Donde está Jesús hay amor a la vida, interés por los que sufren,
pasión por la liberación de todo mal. No deberíamos olvidar
nunca que la imagen primera que nos ofrecen los relatos evangélicos es la de un
Jesús curador. Un hombre que difunde vida y restaura lo que está enfermo.
Por eso encontramos siempre a su alrededor la miseria de la humanidad: poseídos, enfermos, paralíticos, leprosos, ciegos, sordos.

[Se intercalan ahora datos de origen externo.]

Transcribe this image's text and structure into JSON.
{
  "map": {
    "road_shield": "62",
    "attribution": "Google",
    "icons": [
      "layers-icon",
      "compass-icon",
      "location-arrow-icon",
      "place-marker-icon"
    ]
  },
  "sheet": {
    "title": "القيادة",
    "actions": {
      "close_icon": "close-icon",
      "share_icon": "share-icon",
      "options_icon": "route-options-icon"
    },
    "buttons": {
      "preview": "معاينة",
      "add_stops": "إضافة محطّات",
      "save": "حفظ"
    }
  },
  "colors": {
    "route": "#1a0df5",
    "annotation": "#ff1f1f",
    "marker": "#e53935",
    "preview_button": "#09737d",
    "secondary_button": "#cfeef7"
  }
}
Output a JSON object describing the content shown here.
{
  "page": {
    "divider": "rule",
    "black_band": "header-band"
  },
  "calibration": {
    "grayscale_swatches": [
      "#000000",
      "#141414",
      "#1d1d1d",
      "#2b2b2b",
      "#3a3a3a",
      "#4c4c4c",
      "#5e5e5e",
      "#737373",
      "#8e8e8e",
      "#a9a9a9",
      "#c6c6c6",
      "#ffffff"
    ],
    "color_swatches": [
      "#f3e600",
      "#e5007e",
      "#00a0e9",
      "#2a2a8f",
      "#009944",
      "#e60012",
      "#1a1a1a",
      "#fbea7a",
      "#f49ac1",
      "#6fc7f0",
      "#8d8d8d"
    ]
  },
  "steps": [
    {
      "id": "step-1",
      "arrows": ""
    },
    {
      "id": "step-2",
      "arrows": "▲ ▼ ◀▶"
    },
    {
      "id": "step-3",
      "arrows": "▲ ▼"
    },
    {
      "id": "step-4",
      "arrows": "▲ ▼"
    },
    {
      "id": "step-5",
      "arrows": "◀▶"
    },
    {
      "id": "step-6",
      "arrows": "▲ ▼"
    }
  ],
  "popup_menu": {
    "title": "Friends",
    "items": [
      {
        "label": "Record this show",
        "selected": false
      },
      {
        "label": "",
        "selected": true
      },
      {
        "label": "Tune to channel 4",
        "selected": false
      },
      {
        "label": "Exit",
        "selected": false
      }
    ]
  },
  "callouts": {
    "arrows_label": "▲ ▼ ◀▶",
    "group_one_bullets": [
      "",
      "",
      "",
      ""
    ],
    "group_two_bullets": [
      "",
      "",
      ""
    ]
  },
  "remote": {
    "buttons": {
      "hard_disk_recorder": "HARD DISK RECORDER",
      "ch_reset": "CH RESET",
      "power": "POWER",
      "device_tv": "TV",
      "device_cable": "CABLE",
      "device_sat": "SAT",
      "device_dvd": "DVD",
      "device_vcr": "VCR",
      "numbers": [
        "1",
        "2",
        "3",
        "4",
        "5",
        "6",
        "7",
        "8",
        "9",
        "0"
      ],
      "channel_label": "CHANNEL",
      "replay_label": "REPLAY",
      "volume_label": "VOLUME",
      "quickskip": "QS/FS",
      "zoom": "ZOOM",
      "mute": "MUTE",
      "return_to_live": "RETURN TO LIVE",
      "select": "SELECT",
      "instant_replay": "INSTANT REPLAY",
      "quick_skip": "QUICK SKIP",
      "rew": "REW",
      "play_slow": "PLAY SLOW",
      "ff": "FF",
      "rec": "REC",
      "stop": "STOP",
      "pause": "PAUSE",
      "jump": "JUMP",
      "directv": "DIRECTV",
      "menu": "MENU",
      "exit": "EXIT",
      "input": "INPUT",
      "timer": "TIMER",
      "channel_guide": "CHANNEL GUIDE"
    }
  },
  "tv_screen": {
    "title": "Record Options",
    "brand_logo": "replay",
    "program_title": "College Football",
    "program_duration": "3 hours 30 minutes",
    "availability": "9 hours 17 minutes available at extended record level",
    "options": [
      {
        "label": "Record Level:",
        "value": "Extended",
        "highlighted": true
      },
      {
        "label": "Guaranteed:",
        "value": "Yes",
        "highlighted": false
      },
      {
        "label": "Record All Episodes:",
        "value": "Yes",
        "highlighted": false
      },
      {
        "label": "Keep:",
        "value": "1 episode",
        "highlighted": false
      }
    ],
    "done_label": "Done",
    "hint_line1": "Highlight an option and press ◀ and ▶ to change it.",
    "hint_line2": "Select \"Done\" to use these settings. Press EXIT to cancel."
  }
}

Las curaciones de Jesús no han solucionado prácticamente nada en la historia
dolorosa de los hombres. Su presencia salvadora no ha resuelto los problemas.
Hay que seguir luchando contra el mal. Pero nos han descubierto algo decisivo y esperanzador. Dios es amigo de la vida, y ama apasionadamente la felicidad, la
salud, el gozo y la plenitud de sus hijos e hijas.
Inquieta ver con qué
facilidad nos hemos acostumbrado a la muerte: la
muerte de la naturaleza, destruida por la polución industrial, la muerte en las
carreteras, la muerte por la violencia, la muerte de los que no llegan a nacer,
la muerte de las almas.
Es insoportable observar con qué indiferencia
escuchamos cifras aterradoras que nos hablan de la muerte de
millones de hambrientos en el mundo, y con qué pasividad contemplamos la
violencia callada, pero eficaz y constante, de estructuras injustas que hunden
a los débiles en la marginación.
Los dolores y sufrimientos ajenos nos preocupan poco.
Cada uno parece interesarse solo por sus problemas, su bienestar o su seguridad
personal. La apatía se va apoderando de muchos. Corremos el riesgo de hacernos cada vez
más incapaces de amar la vida y de vibrar con el que no puede vivir feliz.